Before she came home for a spell, I noticed how out of rhythm I am.

It was a particular morning, after so many mornings of warm quiet, that became noise and fume and bustle as our dog and I started our daily stroll. Our street, with its comfortable fit of cars, became clogged like a ballpark lot, even at the corners.

Oh: School!

It came on me without warning, not that I was looking. Parents at the school nearby for some reason feel need to drive their children to school for the first couple of weeks, then quickly relax their vigilant chauffeuring. But the streets are now suddenly filled with more cars most times of the day, parents executing the many errands and obligations that school requires.

Long ago I'd know that day, know it for a month and a half, awaiting it, planning for it, buying for it, arguing over it, maybe looking forward to it. But I knew it, knew it very well.

No more.

Now I lose track of time, sometimes even of days of the week. There is the hot time, then the cool time, then the brief green time. When I swim there is the gray time of cold water, and the washed out lengthy time of warming water.

I'm a rather milky Meriwether Lewis, unable to mark time's passage by the seasons, by the changing arc of the sun or subset of stars.

Though grossly unbalanced and jarring, the children's rule of time works. It is the way.

Even if it breaks your heart. When I was briefly a teacher,  I realized the gut-punch kids suffer, especially here in the Sacramento area. School starts at a temperate time, the hot summer seeming to have finally weakened its oppressive hold. But it's a trick.
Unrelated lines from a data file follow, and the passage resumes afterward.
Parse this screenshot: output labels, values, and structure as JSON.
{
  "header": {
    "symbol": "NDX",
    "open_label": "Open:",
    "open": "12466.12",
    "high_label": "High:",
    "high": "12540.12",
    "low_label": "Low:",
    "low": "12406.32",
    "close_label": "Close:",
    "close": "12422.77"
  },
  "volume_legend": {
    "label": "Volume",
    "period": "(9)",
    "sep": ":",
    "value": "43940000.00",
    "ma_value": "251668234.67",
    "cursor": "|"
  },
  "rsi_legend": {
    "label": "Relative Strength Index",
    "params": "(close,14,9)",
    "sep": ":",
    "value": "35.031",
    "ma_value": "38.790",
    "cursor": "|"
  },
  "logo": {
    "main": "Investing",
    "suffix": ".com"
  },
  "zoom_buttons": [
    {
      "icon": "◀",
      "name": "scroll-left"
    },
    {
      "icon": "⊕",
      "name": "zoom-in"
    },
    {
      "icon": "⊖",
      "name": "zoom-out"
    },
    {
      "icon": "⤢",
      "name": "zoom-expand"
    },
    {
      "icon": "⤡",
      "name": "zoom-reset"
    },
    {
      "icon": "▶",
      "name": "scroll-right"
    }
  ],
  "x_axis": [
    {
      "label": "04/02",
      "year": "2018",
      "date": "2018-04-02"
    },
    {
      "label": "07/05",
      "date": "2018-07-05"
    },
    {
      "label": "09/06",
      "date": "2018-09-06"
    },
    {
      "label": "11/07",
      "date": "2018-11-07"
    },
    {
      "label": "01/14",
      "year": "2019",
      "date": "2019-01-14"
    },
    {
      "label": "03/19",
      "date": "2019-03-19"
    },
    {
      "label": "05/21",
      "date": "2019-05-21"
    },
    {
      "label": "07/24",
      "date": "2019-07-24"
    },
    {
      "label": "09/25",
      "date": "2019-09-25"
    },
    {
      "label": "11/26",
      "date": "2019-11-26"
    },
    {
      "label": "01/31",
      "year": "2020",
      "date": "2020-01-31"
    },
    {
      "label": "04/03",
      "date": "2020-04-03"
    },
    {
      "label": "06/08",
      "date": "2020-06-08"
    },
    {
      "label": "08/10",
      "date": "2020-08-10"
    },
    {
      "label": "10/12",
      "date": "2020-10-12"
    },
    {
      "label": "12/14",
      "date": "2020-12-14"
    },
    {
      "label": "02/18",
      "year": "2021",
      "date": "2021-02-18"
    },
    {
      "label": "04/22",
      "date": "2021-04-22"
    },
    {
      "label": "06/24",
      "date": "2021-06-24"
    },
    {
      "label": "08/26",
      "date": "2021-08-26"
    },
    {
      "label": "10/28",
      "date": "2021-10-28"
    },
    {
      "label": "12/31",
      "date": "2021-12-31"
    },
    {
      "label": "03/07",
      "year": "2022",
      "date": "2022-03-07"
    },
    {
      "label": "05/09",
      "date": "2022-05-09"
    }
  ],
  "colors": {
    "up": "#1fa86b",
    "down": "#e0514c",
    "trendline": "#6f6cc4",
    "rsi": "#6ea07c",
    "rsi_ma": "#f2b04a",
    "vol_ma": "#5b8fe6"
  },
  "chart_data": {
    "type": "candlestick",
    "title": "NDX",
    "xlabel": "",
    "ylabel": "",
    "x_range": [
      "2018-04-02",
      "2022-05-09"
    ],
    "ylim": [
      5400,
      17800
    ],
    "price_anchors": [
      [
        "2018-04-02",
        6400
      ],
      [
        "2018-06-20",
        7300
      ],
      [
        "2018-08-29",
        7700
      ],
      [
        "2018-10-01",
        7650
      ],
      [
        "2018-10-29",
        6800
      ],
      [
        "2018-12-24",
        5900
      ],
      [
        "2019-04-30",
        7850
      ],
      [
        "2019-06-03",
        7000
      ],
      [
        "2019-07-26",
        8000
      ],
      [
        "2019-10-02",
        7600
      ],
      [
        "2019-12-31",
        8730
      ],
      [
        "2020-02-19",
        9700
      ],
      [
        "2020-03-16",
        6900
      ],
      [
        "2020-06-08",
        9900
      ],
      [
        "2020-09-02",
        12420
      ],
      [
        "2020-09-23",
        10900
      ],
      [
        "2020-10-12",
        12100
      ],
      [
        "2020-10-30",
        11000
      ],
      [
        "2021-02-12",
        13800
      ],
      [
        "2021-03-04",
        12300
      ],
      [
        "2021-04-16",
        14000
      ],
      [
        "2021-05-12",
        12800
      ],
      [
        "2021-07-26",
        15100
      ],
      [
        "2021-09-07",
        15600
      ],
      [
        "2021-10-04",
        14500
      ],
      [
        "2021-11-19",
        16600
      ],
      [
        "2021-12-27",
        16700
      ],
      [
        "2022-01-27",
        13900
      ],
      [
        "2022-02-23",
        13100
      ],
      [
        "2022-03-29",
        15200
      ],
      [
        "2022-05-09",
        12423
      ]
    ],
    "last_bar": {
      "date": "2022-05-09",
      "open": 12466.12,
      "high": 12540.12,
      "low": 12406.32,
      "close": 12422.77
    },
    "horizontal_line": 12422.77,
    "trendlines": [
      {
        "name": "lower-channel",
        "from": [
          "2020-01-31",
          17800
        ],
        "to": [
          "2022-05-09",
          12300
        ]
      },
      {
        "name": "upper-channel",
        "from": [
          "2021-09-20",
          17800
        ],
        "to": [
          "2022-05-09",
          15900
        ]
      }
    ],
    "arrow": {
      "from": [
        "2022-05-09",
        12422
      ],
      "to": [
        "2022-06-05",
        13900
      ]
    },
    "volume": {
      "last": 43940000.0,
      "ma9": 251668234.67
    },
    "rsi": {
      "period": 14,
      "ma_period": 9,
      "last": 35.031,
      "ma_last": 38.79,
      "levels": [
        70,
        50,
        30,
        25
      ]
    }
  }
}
About two weeks in, the sun swoops to within a couple of miles of earth and children and their teachers melt, feeling itchy and cheated.

Too late, and to my horror, I realized that as I teacher I had to know the seasons. Not only know them, but plan and make ready for holidays — all of them, to revel in them, even Father's Day and the Fourth of July! — for the sake of the children.

I'm not a holiday person. This required the most of my meager acting and organizational skills.

For the sake of children, we are all right with summer happening in early June and ending in the hottest heat. We take it for granted that fall is a hot dry time with a superfluous dropping of leaves at the very end.

For children, we see the Fourth of July as the top of the roller coaster, roaring downhill to the end of the ride, everybody out, fun's over.

Now summers no longer necessitate vacations, nor winters hunkering down. They're interchangeable save for clothes. Seasons are whittled down to two, summer and winter; I know by whether a wool beanie is on my head and hot cocoa in my hand which is which.

Maybe that's why the Hallmark®© Channel exists, to remind wayward adults of the signposts. Having cards and trinkets to sell, Hallmark©™ rolls out its teary, cheery shows to herald the coming holidays and restore our vital need to buy our childhood back.

It's a service for the out-of-whack.

Not for me. I've got to grow up now, as an unfettered adult. Time to keep my own time.